“Increasing numbers of employees may leave traditional employment, choosing to start their own businesses as freelancers and contractors.“
So predicts management author Lynne Curry in a blog post today. The context of her post is tension in knowledge organizations. The source is conflict between managers’ beliefs that knowledge work – gathering and the analysis of information to reach a decision – can only be done optimally at centralized, commute in offices – and the practical experience of knowledge workers who have done their work outside of this setting with no commute necessary.
What’s noteworthy is Curry’s prediction that is the decentralization and virtualization of knowledge work is eroding the concept of employment as well. “Traditional employment” as Curry terms it means the employer determines when, where and how an employee performs their job duties.

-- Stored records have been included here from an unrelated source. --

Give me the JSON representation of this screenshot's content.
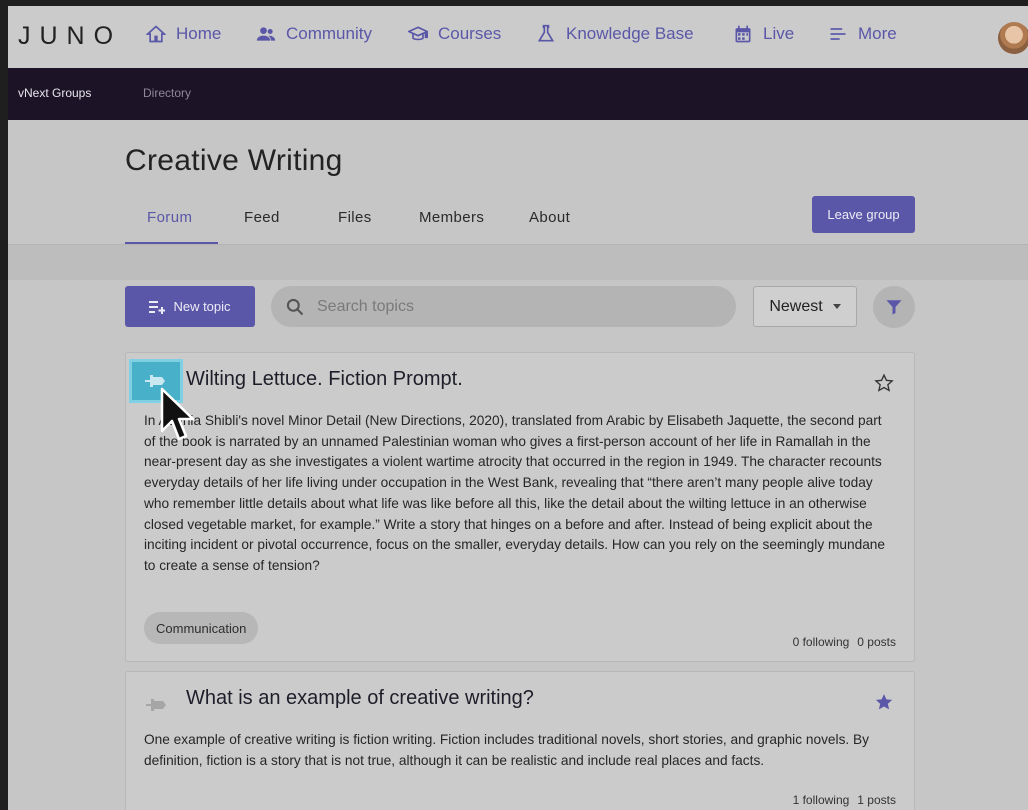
{
  "logo": "JUNO",
  "nav": {
    "items": [
      {
        "label": "Home",
        "icon": "home-icon"
      },
      {
        "label": "Community",
        "icon": "people-icon"
      },
      {
        "label": "Courses",
        "icon": "graduation-cap-icon"
      },
      {
        "label": "Knowledge Base",
        "icon": "flask-icon"
      },
      {
        "label": "Live",
        "icon": "calendar-icon"
      },
      {
        "label": "More",
        "icon": "menu-icon"
      }
    ]
  },
  "subnav": {
    "groups_label": "vNext Groups",
    "directory_label": "Directory"
  },
  "group": {
    "title": "Creative Writing",
    "tabs": [
      "Forum",
      "Feed",
      "Files",
      "Members",
      "About"
    ],
    "active_tab": "Forum",
    "leave_label": "Leave group"
  },
  "toolbar": {
    "new_topic_label": "New topic",
    "search_placeholder": "Search topics",
    "sort_label": "Newest"
  },
  "topics": [
    {
      "title": "Wilting Lettuce. Fiction Prompt.",
      "body": "In Adania Shibli's novel Minor Detail (New Directions, 2020), translated from Arabic by Elisabeth Jaquette, the second part of the book is narrated by an unnamed Palestinian woman who gives a first-person account of her life in Ramallah in the near-present day as she investigates a violent wartime atrocity that occurred in the region in 1949. The character recounts everyday details of her life living under occupation in the West Bank, revealing that “there aren’t many people alive today who remember little details about what life was like before all this, like the detail about the wilting lettuce in an otherwise closed vegetable market, for example.” Write a story that hinges on a before and after. Instead of being explicit about the inciting incident or pivotal occurrence, focus on the smaller, everyday details. How can you rely on the seemingly mundane to create a sense of tension?",
      "tag": "Communication",
      "following": "0 following",
      "posts": "0 posts",
      "starred": false
    },
    {
      "title": "What is an example of creative writing?",
      "body": "One example of creative writing is fiction writing. Fiction includes traditional novels, short stories, and graphic novels. By definition, fiction is a story that is not true, although it can be realistic and include real places and facts.",
      "following": "1 following",
      "posts": "1 posts",
      "starred": true
    }
  ],
  "colors": {
    "accent": "#5a57a8",
    "subnav_bg": "#1c1426",
    "highlight": "#48b0c8"
  }
}
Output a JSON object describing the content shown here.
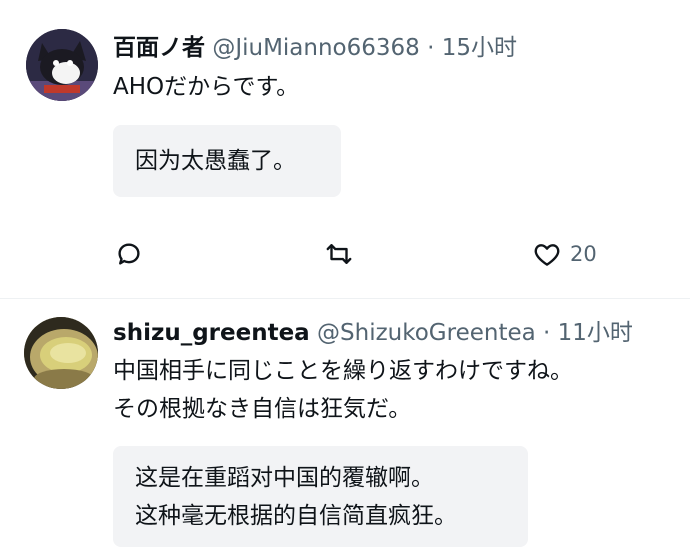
{
  "tweets": [
    {
      "display_name": "百面ノ者",
      "handle": "@JiuMianno66368",
      "separator": "·",
      "time": "15小时",
      "text": "AHOだからです。",
      "translation": [
        "因为太愚蠢了。"
      ],
      "actions": {
        "reply_icon": "speech-bubble-icon",
        "retweet_icon": "retweet-arrows-icon",
        "like_icon": "heart-icon",
        "like_count": "20"
      }
    },
    {
      "display_name": "shizu_greentea",
      "handle": "@ShizukoGreentea",
      "separator": "·",
      "time": "11小时",
      "text_lines": [
        "中国相手に同じことを繰り返すわけですね。",
        "その根拠なき自信は狂気だ。"
      ],
      "translation": [
        "这是在重蹈对中国的覆辙啊。",
        "这种毫无根据的自信简直疯狂。"
      ]
    }
  ],
  "colors": {
    "primary_text": "#0f1419",
    "secondary_text": "#536471",
    "translation_bg": "#f2f3f5"
  }
}
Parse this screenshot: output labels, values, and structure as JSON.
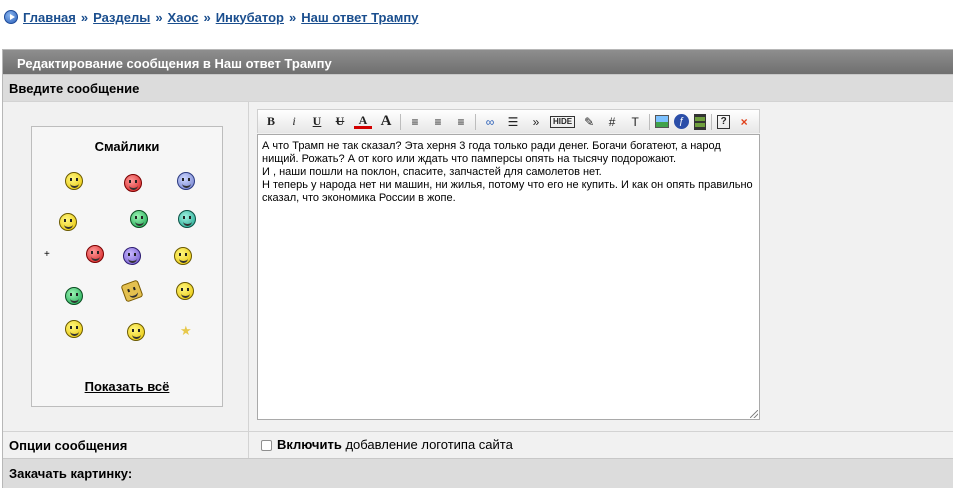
{
  "breadcrumb": {
    "items": [
      "Главная",
      "Разделы",
      "Хаос",
      "Инкубатор",
      "Наш ответ Трампу"
    ],
    "separator": "»"
  },
  "header": {
    "title": "Редактирование сообщения в Наш ответ Трампу"
  },
  "labels": {
    "enter_message": "Введите сообщение",
    "message_options": "Опции сообщения",
    "upload_image": "Закачать картинку:"
  },
  "smilies": {
    "title": "Смайлики",
    "show_all": "Показать всё",
    "plus": "+"
  },
  "toolbar": {
    "bold": "B",
    "italic": "i",
    "underline": "U",
    "strike": "U",
    "color": "A",
    "size": "A",
    "more": "»",
    "hide": "HIDE",
    "hash": "#",
    "text": "T",
    "help": "?",
    "close": "×"
  },
  "editor": {
    "text": "А что Трамп не так сказал? Эта херня 3 года только ради денег. Богачи богатеют, а народ нищий. Рожать? А от кого или ждать что памперсы опять на тысячу подорожают.\nИ , наши пошли на поклон, спасите, запчастей для самолетов нет.\nН теперь у народа нет ни машин, ни жилья, потому что его не купить. И как он опять правильно сказал, что экономика России в жопе."
  },
  "options": {
    "logo_bold": "Включить",
    "logo_rest": " добавление логотипа сайта",
    "logo_checked": false
  }
}
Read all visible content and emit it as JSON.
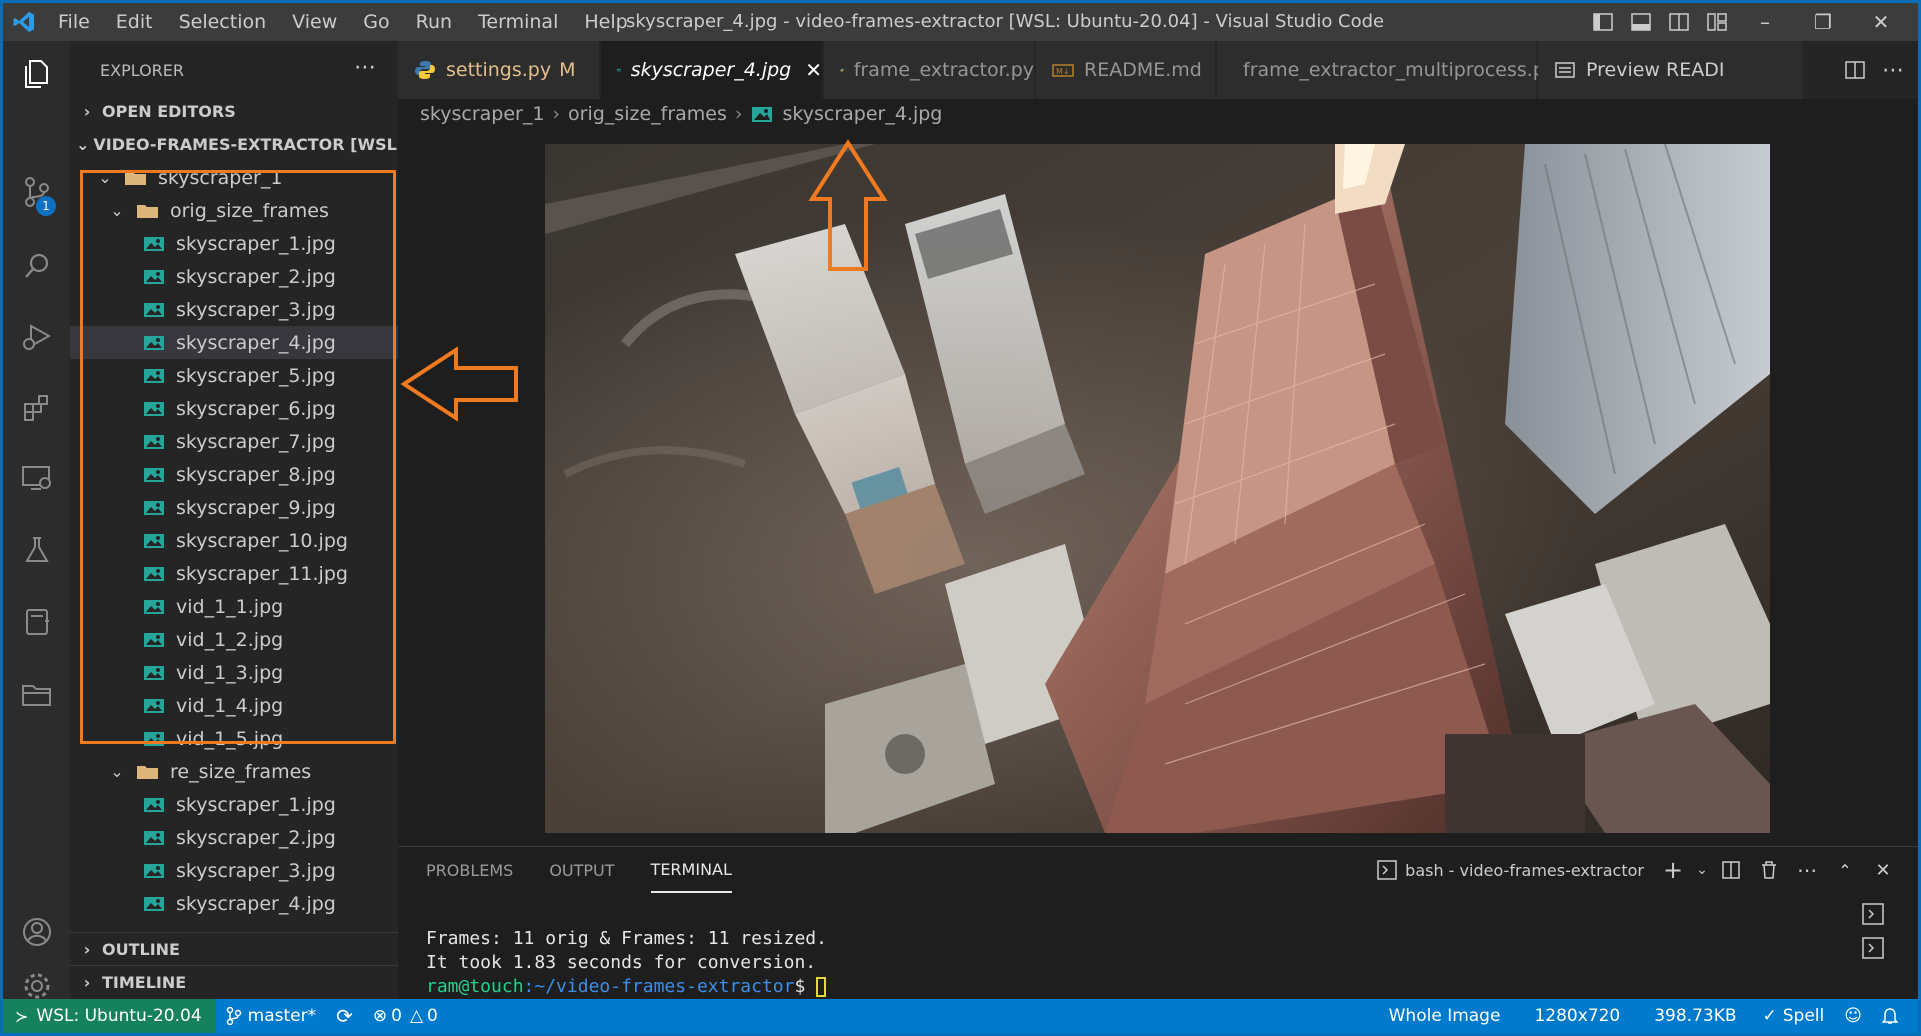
{
  "window": {
    "title": "skyscraper_4.jpg - video-frames-extractor [WSL: Ubuntu-20.04] - Visual Studio Code",
    "menu": [
      "File",
      "Edit",
      "Selection",
      "View",
      "Go",
      "Run",
      "Terminal",
      "Help"
    ],
    "accent_color": "#007acc",
    "remote_color": "#16825d",
    "highlight_color": "#f07a22"
  },
  "activity_bar": {
    "items": [
      "explorer-icon",
      "source-control-icon",
      "search-icon",
      "run-debug-icon",
      "extensions-icon",
      "remote-explorer-icon",
      "testing-icon",
      "notebook-icon",
      "folder-icon"
    ],
    "source_control_badge": "1",
    "bottom": [
      "account-icon",
      "settings-gear-icon"
    ]
  },
  "sidebar": {
    "title": "EXPLORER",
    "open_editors": "OPEN EDITORS",
    "workspace": "VIDEO-FRAMES-EXTRACTOR [WSL: ...",
    "root_folder": "skyscraper_1",
    "orig_folder": "orig_size_frames",
    "orig_files": [
      "skyscraper_1.jpg",
      "skyscraper_2.jpg",
      "skyscraper_3.jpg",
      "skyscraper_4.jpg",
      "skyscraper_5.jpg",
      "skyscraper_6.jpg",
      "skyscraper_7.jpg",
      "skyscraper_8.jpg",
      "skyscraper_9.jpg",
      "skyscraper_10.jpg",
      "skyscraper_11.jpg",
      "vid_1_1.jpg",
      "vid_1_2.jpg",
      "vid_1_3.jpg",
      "vid_1_4.jpg",
      "vid_1_5.jpg"
    ],
    "resize_folder": "re_size_frames",
    "resize_files": [
      "skyscraper_1.jpg",
      "skyscraper_2.jpg",
      "skyscraper_3.jpg",
      "skyscraper_4.jpg"
    ],
    "outline": "OUTLINE",
    "timeline": "TIMELINE"
  },
  "tabs": [
    {
      "label": "settings.py",
      "modified": "M",
      "icon": "python-icon"
    },
    {
      "label": "skyscraper_4.jpg",
      "icon": "image-icon"
    },
    {
      "label": "frame_extractor.py",
      "icon": "python-icon"
    },
    {
      "label": "README.md",
      "icon": "markdown-icon"
    },
    {
      "label": "frame_extractor_multiprocess.py",
      "icon": "python-icon"
    },
    {
      "label": "Preview READI",
      "icon": "preview-icon"
    }
  ],
  "breadcrumb": [
    "skyscraper_1",
    "orig_size_frames",
    "skyscraper_4.jpg"
  ],
  "panel": {
    "tabs": [
      "PROBLEMS",
      "OUTPUT",
      "TERMINAL"
    ],
    "terminal_name": "bash - video-frames-extractor",
    "lines": [
      "Frames: 11 orig & Frames: 11 resized.",
      "It took 1.83 seconds for conversion."
    ],
    "prompt_user": "ram@touch",
    "prompt_path": ":~/video-frames-extractor",
    "prompt_symbol": "$ "
  },
  "status": {
    "remote": "WSL: Ubuntu-20.04",
    "branch": "master*",
    "errors": "0",
    "warnings": "0",
    "zoom": "Whole Image",
    "dimensions": "1280x720",
    "size": "398.73KB",
    "spell": "Spell"
  }
}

When knowledge work can be done outside of a set “workplace” or time frame, that definition doesn’t fit as well anymore. Employers operating from this framework might sense that not only are their beliefs about how knowledge work is best done are being challenged, but also their agency and authority.
In that sense, the tensions we are seeing expressed as the “return to office” debate are fundamentally questioning whether knowledge work necessarily involves employment. Or can it be done as Curry suggests on a contract basis with knowledge workers paid to complete defined projects? That would require a serious rethink by knowledge organizations of whether employment as traditionally defined continues to make sense or if another model of management would be more appropriate taking into account advances in information and communications technology over the past 30 years.